Odpowiedzi dodane przez tarczewski


  1. Kilka wiosek dalej od mojej pasieki w czwartek woda zabrała pszczelarzowi 30 uli. Pod koniec marca w moim mieście ktoś wytruł 15 rodzin . Gazety o tym barbarzyństwie pisały.Ilość rodzin  pszczelich  w moim powiecie dramatycznie spada.Na pewno   ma tu znaczenie też wiek pszczelarzy, którzy systematycznie zmniejszają pasieki, ale też brak następców oraz tanie niby miody zagraniczne.W tym roku chyba pierwszy raz poważni  prezesi spółek rolnych wydzwaniali po moich znajomych prosząc o wstawienie- uwaga pszczół na rzepak.

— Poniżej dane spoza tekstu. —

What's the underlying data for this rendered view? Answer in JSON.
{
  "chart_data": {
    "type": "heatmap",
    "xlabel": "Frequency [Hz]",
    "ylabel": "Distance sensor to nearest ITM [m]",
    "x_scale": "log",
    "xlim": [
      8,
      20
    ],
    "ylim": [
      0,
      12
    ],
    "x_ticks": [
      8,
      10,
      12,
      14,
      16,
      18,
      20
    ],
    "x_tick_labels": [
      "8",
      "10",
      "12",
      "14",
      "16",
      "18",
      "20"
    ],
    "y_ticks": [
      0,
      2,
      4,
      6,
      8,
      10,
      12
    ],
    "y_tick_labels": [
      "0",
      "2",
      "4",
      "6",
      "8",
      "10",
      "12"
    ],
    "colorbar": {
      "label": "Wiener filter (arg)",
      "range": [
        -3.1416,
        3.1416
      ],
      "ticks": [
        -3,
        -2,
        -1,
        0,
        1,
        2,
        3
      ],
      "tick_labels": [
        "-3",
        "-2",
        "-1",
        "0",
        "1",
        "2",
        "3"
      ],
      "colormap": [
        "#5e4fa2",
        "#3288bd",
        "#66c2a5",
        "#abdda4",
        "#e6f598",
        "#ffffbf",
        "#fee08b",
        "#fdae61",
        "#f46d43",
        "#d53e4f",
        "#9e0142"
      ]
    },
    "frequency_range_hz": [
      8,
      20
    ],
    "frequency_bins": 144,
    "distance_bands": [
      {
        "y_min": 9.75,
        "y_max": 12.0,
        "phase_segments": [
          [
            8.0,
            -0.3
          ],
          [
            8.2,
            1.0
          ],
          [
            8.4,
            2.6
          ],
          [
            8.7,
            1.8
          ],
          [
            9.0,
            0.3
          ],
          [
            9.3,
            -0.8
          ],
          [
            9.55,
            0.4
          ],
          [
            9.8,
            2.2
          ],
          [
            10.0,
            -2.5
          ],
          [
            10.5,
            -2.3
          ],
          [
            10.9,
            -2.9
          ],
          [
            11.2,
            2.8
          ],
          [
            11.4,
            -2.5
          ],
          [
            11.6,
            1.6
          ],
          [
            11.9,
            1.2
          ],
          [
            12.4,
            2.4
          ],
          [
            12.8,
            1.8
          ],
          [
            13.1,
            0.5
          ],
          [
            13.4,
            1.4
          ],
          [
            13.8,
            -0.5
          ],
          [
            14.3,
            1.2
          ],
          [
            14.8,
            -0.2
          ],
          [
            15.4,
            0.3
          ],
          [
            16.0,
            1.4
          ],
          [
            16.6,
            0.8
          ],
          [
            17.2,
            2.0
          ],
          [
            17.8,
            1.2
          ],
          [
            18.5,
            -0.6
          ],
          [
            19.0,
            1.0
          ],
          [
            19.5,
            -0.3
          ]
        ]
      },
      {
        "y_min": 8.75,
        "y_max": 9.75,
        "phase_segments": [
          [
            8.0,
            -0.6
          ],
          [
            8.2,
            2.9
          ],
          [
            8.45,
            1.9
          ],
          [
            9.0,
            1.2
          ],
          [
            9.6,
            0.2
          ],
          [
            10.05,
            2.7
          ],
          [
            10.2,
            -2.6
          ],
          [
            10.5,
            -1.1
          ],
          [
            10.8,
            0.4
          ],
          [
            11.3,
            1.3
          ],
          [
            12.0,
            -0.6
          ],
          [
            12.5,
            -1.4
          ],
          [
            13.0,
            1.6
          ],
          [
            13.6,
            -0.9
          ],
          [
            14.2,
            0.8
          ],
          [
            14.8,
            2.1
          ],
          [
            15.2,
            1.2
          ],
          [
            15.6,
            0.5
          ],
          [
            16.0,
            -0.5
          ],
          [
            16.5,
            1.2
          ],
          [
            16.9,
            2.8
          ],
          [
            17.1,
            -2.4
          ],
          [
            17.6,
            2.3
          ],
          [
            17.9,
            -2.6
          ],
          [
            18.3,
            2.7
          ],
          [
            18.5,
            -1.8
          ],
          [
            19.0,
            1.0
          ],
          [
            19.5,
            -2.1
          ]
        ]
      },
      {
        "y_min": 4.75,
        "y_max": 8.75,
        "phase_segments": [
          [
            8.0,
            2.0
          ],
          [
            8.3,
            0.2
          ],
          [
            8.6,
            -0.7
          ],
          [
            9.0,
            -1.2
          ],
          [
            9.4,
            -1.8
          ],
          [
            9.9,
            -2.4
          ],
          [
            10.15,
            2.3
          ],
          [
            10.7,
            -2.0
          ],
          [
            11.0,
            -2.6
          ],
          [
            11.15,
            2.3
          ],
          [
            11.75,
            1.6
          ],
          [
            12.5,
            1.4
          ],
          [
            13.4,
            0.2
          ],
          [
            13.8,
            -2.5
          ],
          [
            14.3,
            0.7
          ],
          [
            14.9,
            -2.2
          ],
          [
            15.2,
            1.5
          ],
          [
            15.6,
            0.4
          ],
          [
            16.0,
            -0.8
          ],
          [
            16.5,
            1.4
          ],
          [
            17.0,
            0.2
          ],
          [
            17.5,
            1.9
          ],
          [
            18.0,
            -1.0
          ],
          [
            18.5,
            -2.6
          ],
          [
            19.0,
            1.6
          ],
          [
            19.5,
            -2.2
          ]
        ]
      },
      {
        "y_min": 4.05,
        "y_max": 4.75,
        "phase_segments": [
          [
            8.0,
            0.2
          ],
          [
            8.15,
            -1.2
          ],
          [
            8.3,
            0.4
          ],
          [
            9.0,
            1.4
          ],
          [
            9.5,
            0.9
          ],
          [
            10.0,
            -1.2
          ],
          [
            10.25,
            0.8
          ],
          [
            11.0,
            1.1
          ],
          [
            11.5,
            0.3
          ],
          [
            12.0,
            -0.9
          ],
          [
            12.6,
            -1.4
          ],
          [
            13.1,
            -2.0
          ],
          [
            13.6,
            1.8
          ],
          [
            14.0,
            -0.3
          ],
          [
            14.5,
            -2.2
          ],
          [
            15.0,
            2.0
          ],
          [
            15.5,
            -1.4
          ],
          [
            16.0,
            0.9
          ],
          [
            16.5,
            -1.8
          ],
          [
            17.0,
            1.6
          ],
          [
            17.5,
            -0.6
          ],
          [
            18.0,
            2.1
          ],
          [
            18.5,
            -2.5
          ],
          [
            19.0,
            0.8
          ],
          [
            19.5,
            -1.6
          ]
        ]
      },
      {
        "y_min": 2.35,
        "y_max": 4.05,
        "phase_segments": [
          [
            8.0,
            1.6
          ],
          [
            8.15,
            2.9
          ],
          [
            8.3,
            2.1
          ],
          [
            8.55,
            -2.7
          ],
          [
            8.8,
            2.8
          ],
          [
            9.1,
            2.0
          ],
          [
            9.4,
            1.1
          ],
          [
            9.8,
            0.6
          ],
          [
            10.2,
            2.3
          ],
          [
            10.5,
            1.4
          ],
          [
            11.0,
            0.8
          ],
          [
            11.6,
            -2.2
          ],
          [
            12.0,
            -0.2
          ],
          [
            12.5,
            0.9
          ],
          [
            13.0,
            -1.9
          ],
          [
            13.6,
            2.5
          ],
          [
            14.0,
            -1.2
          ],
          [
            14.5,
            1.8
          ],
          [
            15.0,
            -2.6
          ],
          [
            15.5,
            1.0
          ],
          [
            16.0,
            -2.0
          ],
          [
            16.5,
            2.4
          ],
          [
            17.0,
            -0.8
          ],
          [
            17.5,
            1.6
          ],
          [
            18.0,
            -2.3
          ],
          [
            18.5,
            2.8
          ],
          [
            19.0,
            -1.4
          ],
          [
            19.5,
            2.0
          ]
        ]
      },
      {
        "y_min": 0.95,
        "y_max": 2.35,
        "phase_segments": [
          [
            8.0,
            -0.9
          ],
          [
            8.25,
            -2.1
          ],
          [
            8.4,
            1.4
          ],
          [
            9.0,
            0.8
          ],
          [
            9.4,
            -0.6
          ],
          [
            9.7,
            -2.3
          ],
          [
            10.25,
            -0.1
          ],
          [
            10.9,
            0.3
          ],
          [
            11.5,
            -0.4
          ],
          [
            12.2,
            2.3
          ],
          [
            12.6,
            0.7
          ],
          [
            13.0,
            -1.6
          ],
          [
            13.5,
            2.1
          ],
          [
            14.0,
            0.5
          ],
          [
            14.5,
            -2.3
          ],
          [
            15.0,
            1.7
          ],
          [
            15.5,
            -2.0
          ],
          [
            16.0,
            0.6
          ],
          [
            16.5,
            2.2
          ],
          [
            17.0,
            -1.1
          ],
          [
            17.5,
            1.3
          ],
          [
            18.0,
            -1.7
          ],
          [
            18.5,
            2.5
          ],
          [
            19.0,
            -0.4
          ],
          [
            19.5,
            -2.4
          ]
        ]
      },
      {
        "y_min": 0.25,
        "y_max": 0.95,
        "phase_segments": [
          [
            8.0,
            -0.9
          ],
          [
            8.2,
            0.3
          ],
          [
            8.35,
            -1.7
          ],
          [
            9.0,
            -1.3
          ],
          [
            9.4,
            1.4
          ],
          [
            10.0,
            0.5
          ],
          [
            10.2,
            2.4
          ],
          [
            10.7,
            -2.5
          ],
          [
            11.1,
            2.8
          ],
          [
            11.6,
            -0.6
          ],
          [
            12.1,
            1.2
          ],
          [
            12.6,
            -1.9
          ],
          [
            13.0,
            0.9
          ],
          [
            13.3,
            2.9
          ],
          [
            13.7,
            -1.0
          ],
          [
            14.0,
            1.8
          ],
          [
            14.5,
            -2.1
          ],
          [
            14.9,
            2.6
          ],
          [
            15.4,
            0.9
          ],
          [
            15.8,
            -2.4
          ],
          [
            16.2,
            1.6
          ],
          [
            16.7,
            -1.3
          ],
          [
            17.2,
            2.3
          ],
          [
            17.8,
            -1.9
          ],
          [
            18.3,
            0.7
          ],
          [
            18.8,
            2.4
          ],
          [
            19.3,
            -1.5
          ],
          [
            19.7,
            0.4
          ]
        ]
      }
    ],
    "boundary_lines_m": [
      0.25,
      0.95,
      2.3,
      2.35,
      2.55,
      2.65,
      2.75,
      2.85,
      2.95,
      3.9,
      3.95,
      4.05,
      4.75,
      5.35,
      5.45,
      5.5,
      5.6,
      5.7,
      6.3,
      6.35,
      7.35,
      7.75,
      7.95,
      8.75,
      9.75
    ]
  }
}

W moim województwie zdarzają się kilkuset hektarowe plantacje rzepaku prawie bez pszczół. Owszem może się zdarzyć przepszczelenie w dolnośląskim na wrzosie, czasem na gryce.

    Często jest tak, że nie chodzi o przepszczelenie, ale o lenistwo, zawiść, zazdrość, albo o zwykłą konkurencję na ryku miodu. Moim zdaniem,to mit i bardziej wydumana sprawa


  2. Teraz, robert napisał:

    Ja rozumiem Prawicowców. Korzystacie z darmowej nauki dla swych wnuków , ochrony zdrowia za darmo. Ale za tony miody ,wara z podatkami.

    W internetach , pokazują że w waszym terenie 800 czy 1000 uli na jednej pasiece to żadna nowość.

    To może te 500 zł podatku było by normą.

    Idąc tym tokiem myślenia to dla pszczelarzy należało by przywrócić pańszczyznę a dla przyszłych ich żon, wprowadzić prawo pierwszej nocy. Za każdą martwą pszczołę płacić jak myśliwym  w związku z ASF(to akurat, moim zdaniem słusznie) i znieść  koniecznie rekompensaty za  AFB.  Niektórym na pewno by się spodobało, pytanie ilu?


  3. ,,Do konsultacji społecznych przesłany został projekt rozporządzenia Rady Ministrów sprawie szczegółowego zakresu i sposobów realizacji niektórych zadań Agencji Restrukturyzacji i Modernizacji Rolnictwa." OJ ,, OBROŃCY" PSZCZELARZY BĘDĄ MIESZAĆ!


  4. Może ,,ktoś" ważniejszy skomentuje kulisy i przybliży moją wiedzę przeczytaną w agrofakcie.pl: mgr inż. Ewelina Marciniak 12 maja 2021

    ,,MRiRW przygotowało zmiany do rozporządzenia Rady Ministrów z których wynika, że do rolników trafi dodatkowa pomoc finansowa z ARiMR. Na dotacje mogą liczyć m.in. pszczelarze,"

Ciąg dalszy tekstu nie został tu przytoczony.